17 Feb, 2016
Estimated posterior \(\hat{p}(u) = \frac{q^{-i}(u) t_i(u)}{q^{-i}(u) t_i(u)}\)
where w is known.
$ p(u) = N(u | 0,100 I)$. \(D = \brac{y_1,...,y_n}\)
Goal: Find posterior $p(u | y_1,…,y_n$. We want to find an approximating posterior using ADF.
\[\brac{q:q(u) = N(u|m_u,v_uI)}\]So the posterior and prior have the same form.
\[\begin{aligned} q^{-i} &= N(u|m_u^{-i},v_u^{-i}I_d) \\ \\ z_i &= \int~p(y_i|u)q{-i}(u)~du \\ &=(1-w)N(y_i | m^{-i}_u, (v_u^{-i})I) + w N(y_i|0,10I)\\ \\ \hat{p}(u) &= \frac{p(y_i|u)q^{-i}(u)}{\int~p(y_i|u)q^{-i}(u)~du} \\ &= \frac{p(y_i|u)q^{-i}(u)}{z_i} \end{aligned}\]choose $q$ that minimizes KL with $\hat{p}$
$\hat{p}(u)$ approximate this density with a spherical normal distribution $q(u)$. This approximation is wrt the KL divergence.
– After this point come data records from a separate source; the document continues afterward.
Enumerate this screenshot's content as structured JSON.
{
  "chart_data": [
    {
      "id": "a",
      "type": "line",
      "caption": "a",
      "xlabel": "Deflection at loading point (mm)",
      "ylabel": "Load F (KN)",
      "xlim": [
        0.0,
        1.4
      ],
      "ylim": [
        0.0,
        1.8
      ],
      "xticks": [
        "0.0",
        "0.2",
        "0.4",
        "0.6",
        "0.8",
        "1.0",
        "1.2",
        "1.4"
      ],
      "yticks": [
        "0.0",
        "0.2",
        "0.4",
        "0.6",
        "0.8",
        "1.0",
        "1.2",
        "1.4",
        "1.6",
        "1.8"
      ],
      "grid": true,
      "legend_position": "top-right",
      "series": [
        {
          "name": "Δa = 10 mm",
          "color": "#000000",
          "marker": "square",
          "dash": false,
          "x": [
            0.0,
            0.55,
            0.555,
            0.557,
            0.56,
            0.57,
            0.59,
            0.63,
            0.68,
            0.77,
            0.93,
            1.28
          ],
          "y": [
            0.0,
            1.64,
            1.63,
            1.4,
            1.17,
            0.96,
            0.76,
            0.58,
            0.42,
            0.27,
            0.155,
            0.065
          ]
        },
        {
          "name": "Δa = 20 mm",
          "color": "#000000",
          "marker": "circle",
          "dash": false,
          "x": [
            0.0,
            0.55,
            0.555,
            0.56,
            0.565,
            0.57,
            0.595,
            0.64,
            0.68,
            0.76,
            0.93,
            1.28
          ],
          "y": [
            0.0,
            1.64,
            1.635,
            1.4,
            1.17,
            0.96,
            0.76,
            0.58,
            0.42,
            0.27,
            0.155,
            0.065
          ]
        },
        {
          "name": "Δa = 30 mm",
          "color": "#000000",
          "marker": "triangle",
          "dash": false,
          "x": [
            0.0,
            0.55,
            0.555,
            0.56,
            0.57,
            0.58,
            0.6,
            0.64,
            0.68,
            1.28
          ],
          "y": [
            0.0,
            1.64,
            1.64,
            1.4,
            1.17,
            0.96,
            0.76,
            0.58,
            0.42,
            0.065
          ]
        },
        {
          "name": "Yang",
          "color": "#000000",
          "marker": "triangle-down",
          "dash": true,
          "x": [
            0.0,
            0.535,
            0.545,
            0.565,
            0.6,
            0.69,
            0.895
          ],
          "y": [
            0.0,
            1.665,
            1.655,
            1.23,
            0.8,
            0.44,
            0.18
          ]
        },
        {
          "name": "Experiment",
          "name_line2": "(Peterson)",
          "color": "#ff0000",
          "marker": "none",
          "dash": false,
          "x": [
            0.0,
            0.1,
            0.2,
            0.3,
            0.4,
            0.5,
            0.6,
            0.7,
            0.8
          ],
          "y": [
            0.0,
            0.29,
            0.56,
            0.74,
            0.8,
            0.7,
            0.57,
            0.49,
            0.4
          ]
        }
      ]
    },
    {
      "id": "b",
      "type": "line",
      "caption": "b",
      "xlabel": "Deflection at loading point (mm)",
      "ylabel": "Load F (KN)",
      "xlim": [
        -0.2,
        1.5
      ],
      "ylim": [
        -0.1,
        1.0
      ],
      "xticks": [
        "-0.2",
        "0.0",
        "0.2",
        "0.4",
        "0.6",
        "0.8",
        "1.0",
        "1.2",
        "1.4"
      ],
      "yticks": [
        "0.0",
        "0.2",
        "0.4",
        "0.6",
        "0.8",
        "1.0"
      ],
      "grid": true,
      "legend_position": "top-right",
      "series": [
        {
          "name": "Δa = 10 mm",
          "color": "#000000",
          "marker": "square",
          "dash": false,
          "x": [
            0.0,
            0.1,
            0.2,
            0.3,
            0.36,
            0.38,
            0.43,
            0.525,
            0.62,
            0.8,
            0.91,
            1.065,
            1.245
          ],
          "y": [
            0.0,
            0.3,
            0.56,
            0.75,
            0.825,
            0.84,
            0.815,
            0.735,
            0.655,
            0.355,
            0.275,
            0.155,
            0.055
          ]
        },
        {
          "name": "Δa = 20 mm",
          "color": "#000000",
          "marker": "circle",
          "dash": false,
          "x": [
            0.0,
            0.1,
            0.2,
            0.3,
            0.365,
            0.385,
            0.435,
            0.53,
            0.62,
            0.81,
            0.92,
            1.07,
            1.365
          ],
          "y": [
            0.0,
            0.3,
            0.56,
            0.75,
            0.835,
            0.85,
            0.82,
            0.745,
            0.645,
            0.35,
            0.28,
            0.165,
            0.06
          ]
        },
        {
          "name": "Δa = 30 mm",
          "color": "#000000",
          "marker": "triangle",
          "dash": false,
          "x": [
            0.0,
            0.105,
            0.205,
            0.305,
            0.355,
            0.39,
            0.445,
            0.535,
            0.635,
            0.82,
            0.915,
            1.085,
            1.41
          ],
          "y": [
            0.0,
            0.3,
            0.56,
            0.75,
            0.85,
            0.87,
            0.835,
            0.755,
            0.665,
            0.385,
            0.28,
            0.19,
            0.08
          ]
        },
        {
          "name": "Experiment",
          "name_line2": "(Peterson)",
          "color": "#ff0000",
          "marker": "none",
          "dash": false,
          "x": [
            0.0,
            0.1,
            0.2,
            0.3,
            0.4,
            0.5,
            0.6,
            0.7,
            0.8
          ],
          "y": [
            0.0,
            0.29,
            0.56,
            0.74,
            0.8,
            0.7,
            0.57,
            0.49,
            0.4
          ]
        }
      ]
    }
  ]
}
Match moments: solve these two equations for first and second moments: $E_{hat{p}}[u] = E_q[u]$, $E_{hat{p}}[uu’] = E_q[uu’]$. This will be $m_u,v_u I$.
In the example above, we’ll get that \(m_u = m_u^{-i} + v_u^{-i} r_i \frac{y_i-m_i^{-i}}{v_u^{-i}+1}\), where
\[\begin{aligned} r_i &= 1-\frac{w}{z_i} N(y_i \| 0, 10I_d) \\ v_u &= v_u^{-i} - \frac{r_i(v_u^{-i})^2}{v_u^{-i}+1} + r_i(1-r_i)(v_u^{-i})^2\frac{\norm{y_i-m_u^{-i}}^2}{d(v_u^{-i}+1)} \\ \end{aligned}\]Initialize \(m_u,v_u\) at the prior.
Check out Ormerod (2015)
treat \(s_i, m_i, v_i\) as parameters and update them.